We are getting in touch with our inner carnivores.  I think my next post will be about homemade liverwurst.  Talk to you later.

Wednesday, February 3, 2010

Is there a right way to cook a pork roast?

My sister from New York City was in town last week to help with preparations for moving our Dad to my house.  One night we catered a dinner for Dad, who is still in his apartment.  We even talked him into having a martini.  (One of his favorite things but he seldom indulges.  Don't you think at age 85 a person could let go of the deferred gratification imperative?)

We enjoyed a beet (roasted) and feta salad.  Also braised red cabbage (from the freezer), baked acorn squash and mashed potatoes.  And pork roast.  A two pound boneless pork loin. I was going to show you a picture but my camera battery died.  Oh well.  You will just have to believe me.

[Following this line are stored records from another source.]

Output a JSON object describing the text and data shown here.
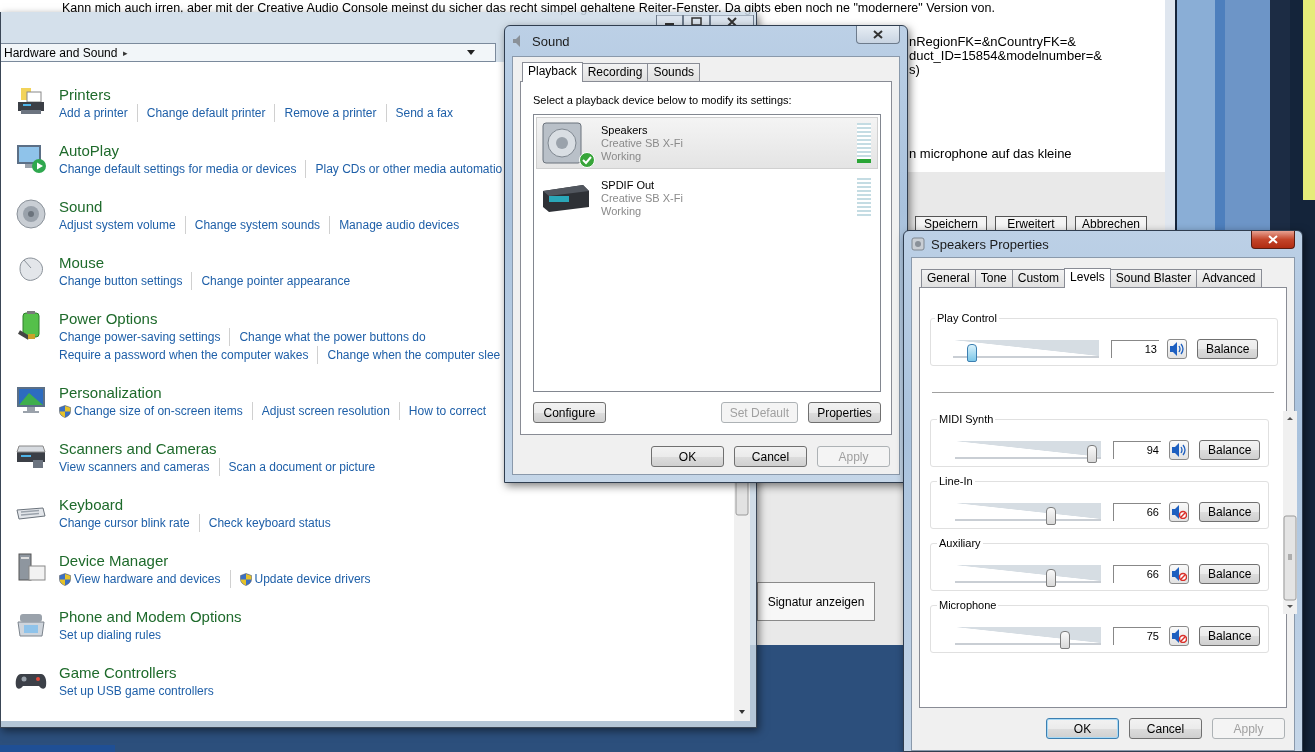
{
  "background_page": {
    "post_text": "Kann mich auch irren, aber mit der Creative Audio Console meinst du sicher das recht simpel gehaltene Reiter-Fenster. Da gibts eben noch ne \"modernere\" Version von.",
    "url_fragments": [
      "nRegionFK=&nCountryFK=&",
      "duct_ID=15854&modelnumber=&",
      "s)"
    ],
    "reply_fragment": "n microphone auf das kleine",
    "form_buttons": [
      "Speichern",
      "Erweitert",
      "Abbrechen"
    ],
    "signature_button": "Signatur anzeigen"
  },
  "control_panel": {
    "breadcrumb": "Hardware and Sound",
    "breadcrumb_arrow": "▸",
    "categories": [
      {
        "title": "Printers",
        "link_lines": [
          [
            {
              "text": "Add a printer",
              "shield": false
            },
            {
              "text": "Change default printer",
              "shield": false
            },
            {
              "text": "Remove a printer",
              "shield": false
            },
            {
              "text": "Send a fax",
              "shield": false
            }
          ]
        ]
      },
      {
        "title": "AutoPlay",
        "link_lines": [
          [
            {
              "text": "Change default settings for media or devices",
              "shield": false
            },
            {
              "text": "Play CDs or other media automatio",
              "shield": false
            }
          ]
        ]
      },
      {
        "title": "Sound",
        "link_lines": [
          [
            {
              "text": "Adjust system volume",
              "shield": false
            },
            {
              "text": "Change system sounds",
              "shield": false
            },
            {
              "text": "Manage audio devices",
              "shield": false
            }
          ]
        ]
      },
      {
        "title": "Mouse",
        "link_lines": [
          [
            {
              "text": "Change button settings",
              "shield": false
            },
            {
              "text": "Change pointer appearance",
              "shield": false
            }
          ]
        ]
      },
      {
        "title": "Power Options",
        "link_lines": [
          [
            {
              "text": "Change power-saving settings",
              "shield": false
            },
            {
              "text": "Change what the power buttons do",
              "shield": false
            }
          ],
          [
            {
              "text": "Require a password when the computer wakes",
              "shield": false
            },
            {
              "text": "Change when the computer slee",
              "shield": false
            }
          ]
        ]
      },
      {
        "title": "Personalization",
        "link_lines": [
          [
            {
              "text": "Change size of on-screen items",
              "shield": true
            },
            {
              "text": "Adjust screen resolution",
              "shield": false
            },
            {
              "text": "How to correct",
              "shield": false
            }
          ]
        ]
      },
      {
        "title": "Scanners and Cameras",
        "link_lines": [
          [
            {
              "text": "View scanners and cameras",
              "shield": false
            },
            {
              "text": "Scan a document or picture",
              "shield": false
            }
          ]
        ]
      },
      {
        "title": "Keyboard",
        "link_lines": [
          [
            {
              "text": "Change cursor blink rate",
              "shield": false
            },
            {
              "text": "Check keyboard status",
              "shield": false
            }
          ]
        ]
      },
      {
        "title": "Device Manager",
        "link_lines": [
          [
            {
              "text": "View hardware and devices",
              "shield": true
            },
            {
              "text": "Update device drivers",
              "shield": true
            }
          ]
        ]
      },
      {
        "title": "Phone and Modem Options",
        "link_lines": [
          [
            {
              "text": "Set up dialing rules",
              "shield": false
            }
          ]
        ]
      },
      {
        "title": "Game Controllers",
        "link_lines": [
          [
            {
              "text": "Set up USB game controllers",
              "shield": false
            }
          ]
        ]
      }
    ]
  },
  "sound_dialog": {
    "title": "Sound",
    "tabs": [
      {
        "label": "Playback",
        "selected": true
      },
      {
        "label": "Recording",
        "selected": false
      },
      {
        "label": "Sounds",
        "selected": false
      }
    ],
    "instruction": "Select a playback device below to modify its settings:",
    "devices": [
      {
        "kind": "speaker",
        "name": "Speakers",
        "description": "Creative SB X-Fi",
        "status": "Working",
        "selected": true,
        "default": true,
        "level": 0.1
      },
      {
        "kind": "digital-output",
        "name": "SPDIF Out",
        "description": "Creative SB X-Fi",
        "status": "Working",
        "selected": false,
        "default": false,
        "level": 0
      }
    ],
    "panel_buttons": [
      {
        "label": "Configure",
        "disabled": false
      },
      {
        "label": "Set Default",
        "disabled": true
      },
      {
        "label": "Properties",
        "disabled": false
      }
    ],
    "buttons": [
      {
        "label": "OK",
        "disabled": false,
        "default": false
      },
      {
        "label": "Cancel",
        "disabled": false,
        "default": false
      },
      {
        "label": "Apply",
        "disabled": true,
        "default": false
      }
    ]
  },
  "properties_dialog": {
    "title": "Speakers Properties",
    "tabs": [
      {
        "label": "General",
        "selected": false
      },
      {
        "label": "Tone",
        "selected": false
      },
      {
        "label": "Custom",
        "selected": false
      },
      {
        "label": "Levels",
        "selected": true
      },
      {
        "label": "Sound Blaster",
        "selected": false
      },
      {
        "label": "Advanced",
        "selected": false
      }
    ],
    "master": {
      "name": "Play Control",
      "level": 0.13,
      "value": "13",
      "muted": false,
      "balance_button": "Balance"
    },
    "channels": [
      {
        "name": "MIDI Synth",
        "level": 0.94,
        "value": "94",
        "muted": false,
        "balance_button": "Balance"
      },
      {
        "name": "Line-In",
        "level": 0.66,
        "value": "66",
        "muted": true,
        "balance_button": "Balance"
      },
      {
        "name": "Auxiliary",
        "level": 0.66,
        "value": "66",
        "muted": true,
        "balance_button": "Balance"
      },
      {
        "name": "Microphone",
        "level": 0.75,
        "value": "75",
        "muted": true,
        "balance_button": "Balance"
      }
    ],
    "buttons": [
      {
        "label": "OK",
        "disabled": false,
        "default": true
      },
      {
        "label": "Cancel",
        "disabled": false,
        "default": false
      },
      {
        "label": "Apply",
        "disabled": true,
        "default": false
      }
    ]
  }
}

I don't often cook hunks of meat and my sister and I were a bit insecure about the details.  So we consulted the 1997 edition of Joy of  Cooking, the 1962 New Better Homes and Garden ("cherished by over 9,000,000 women"), the 1986 Betty Crocker Cookbook, Country Tastes by Beatrice Ojakangas (one of my favorite cookbook authors) and last but not least The Art of Simple Food by Alice Waters - published just a few years ago.

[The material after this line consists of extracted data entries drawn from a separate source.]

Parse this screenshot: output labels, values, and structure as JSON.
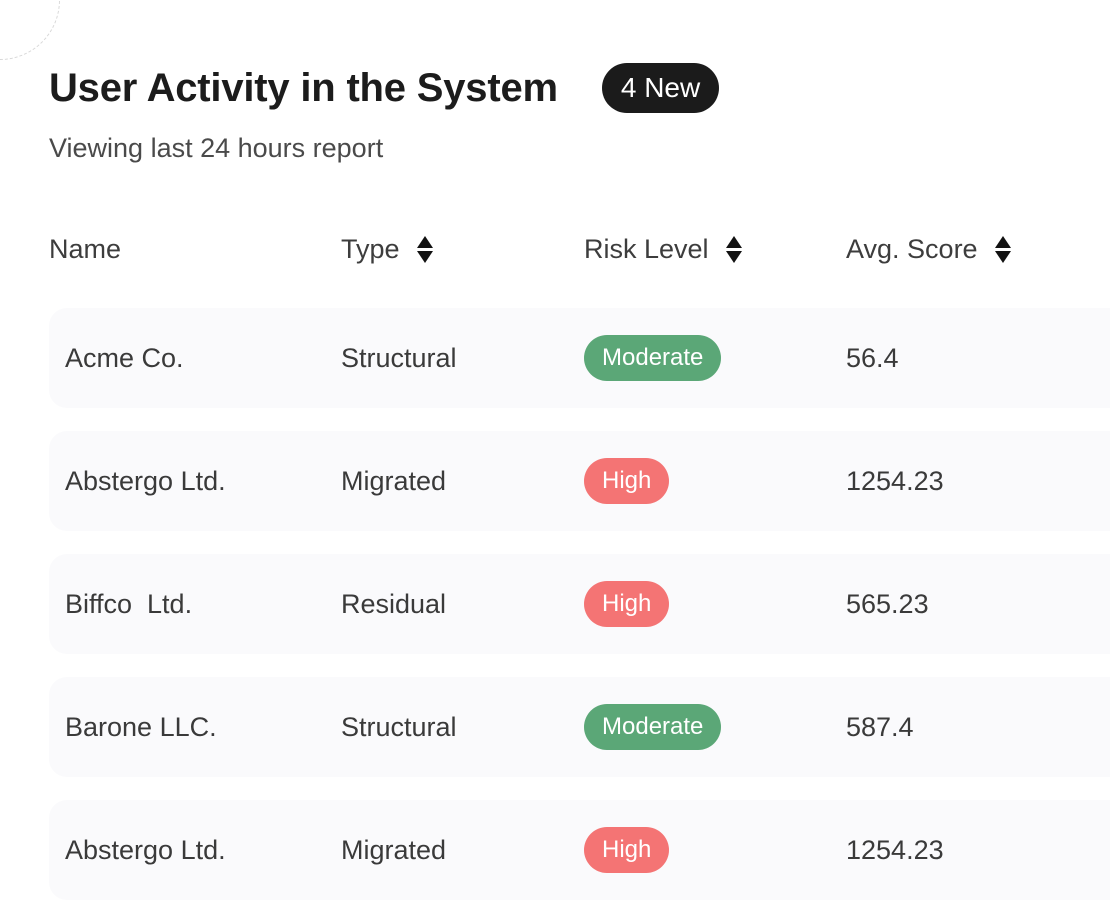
{
  "header": {
    "title": "User Activity in the System",
    "new_badge": "4 New",
    "subtitle": "Viewing last 24 hours report"
  },
  "table": {
    "columns": [
      {
        "label": "Name",
        "sortable": false,
        "icon": null
      },
      {
        "label": "Type",
        "sortable": true,
        "icon": "sort-icon"
      },
      {
        "label": "Risk Level",
        "sortable": true,
        "icon": "sort-icon"
      },
      {
        "label": "Avg. Score",
        "sortable": true,
        "icon": "sort-icon"
      }
    ],
    "risk_colors": {
      "Moderate": "#5ba777",
      "High": "#f47474"
    },
    "rows": [
      {
        "name": "Acme Co.",
        "type": "Structural",
        "risk": "Moderate",
        "score": "56.4"
      },
      {
        "name": "Abstergo Ltd.",
        "type": "Migrated",
        "risk": "High",
        "score": "1254.23"
      },
      {
        "name": "Biffco  Ltd.",
        "type": "Residual",
        "risk": "High",
        "score": "565.23"
      },
      {
        "name": "Barone LLC.",
        "type": "Structural",
        "risk": "Moderate",
        "score": "587.4"
      },
      {
        "name": "Abstergo Ltd.",
        "type": "Migrated",
        "risk": "High",
        "score": "1254.23"
      }
    ]
  }
}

What did we learn?   The path to good eating is not always clear.   Opinions diverge.    Recommendations for oven temperature ranged from 325 to 500 degrees.  Recommendations for internal temperature as measured by a meat thermometer ranged from 130 to 185 degrees. Roasting time was all over the map too.

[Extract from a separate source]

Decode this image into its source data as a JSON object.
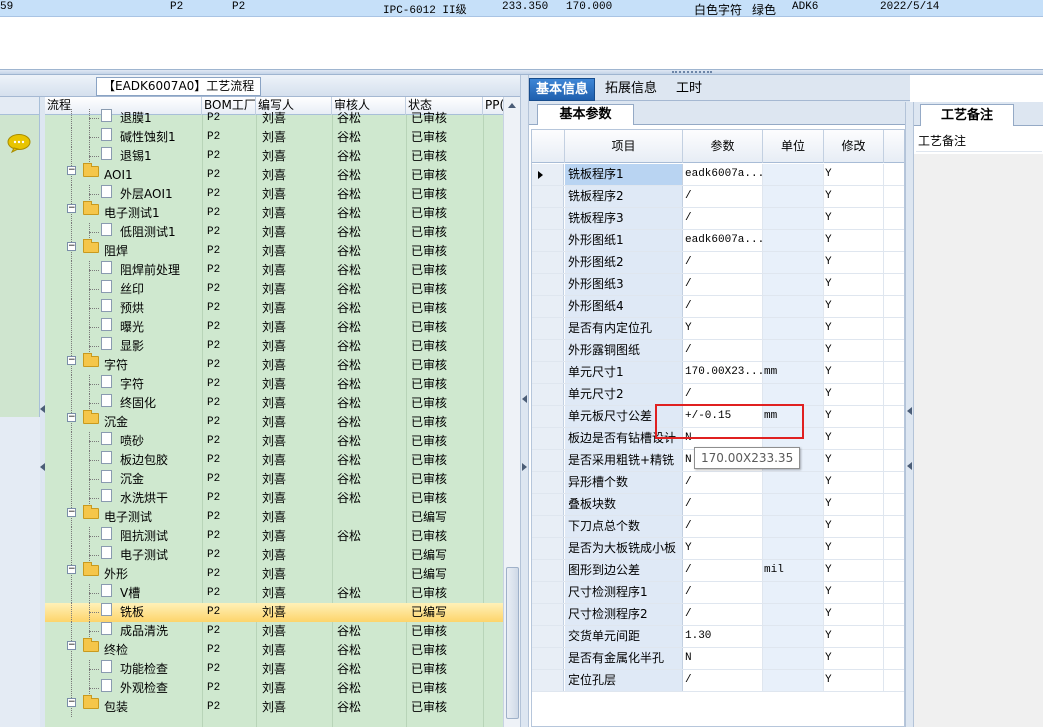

After some consideration based on the size of the roast and the sum of our life experience we settled on a plan:  400 degrees and internal temperature of 160 degrees.  I think it took about 45 minutes.  We also rubbed some chopped fresh garlic,  salt and pepper and dried rosemary on the roast prior to cooking.  It turned out just fine.

Take home message for anxious cooks:   There is usually more than one way to skin a cat - or roast a piece of pork or cook a vegetable.   Don't be afraid to jump right in and find the ways that work for you.   Use common sense.  Trust your judgment.  Perhaps consult more than one reliable source - books, websites, your favorite blogs, your mother.  Make a few notes when you have success.  And pretty soon you will be cooking the right way - your way.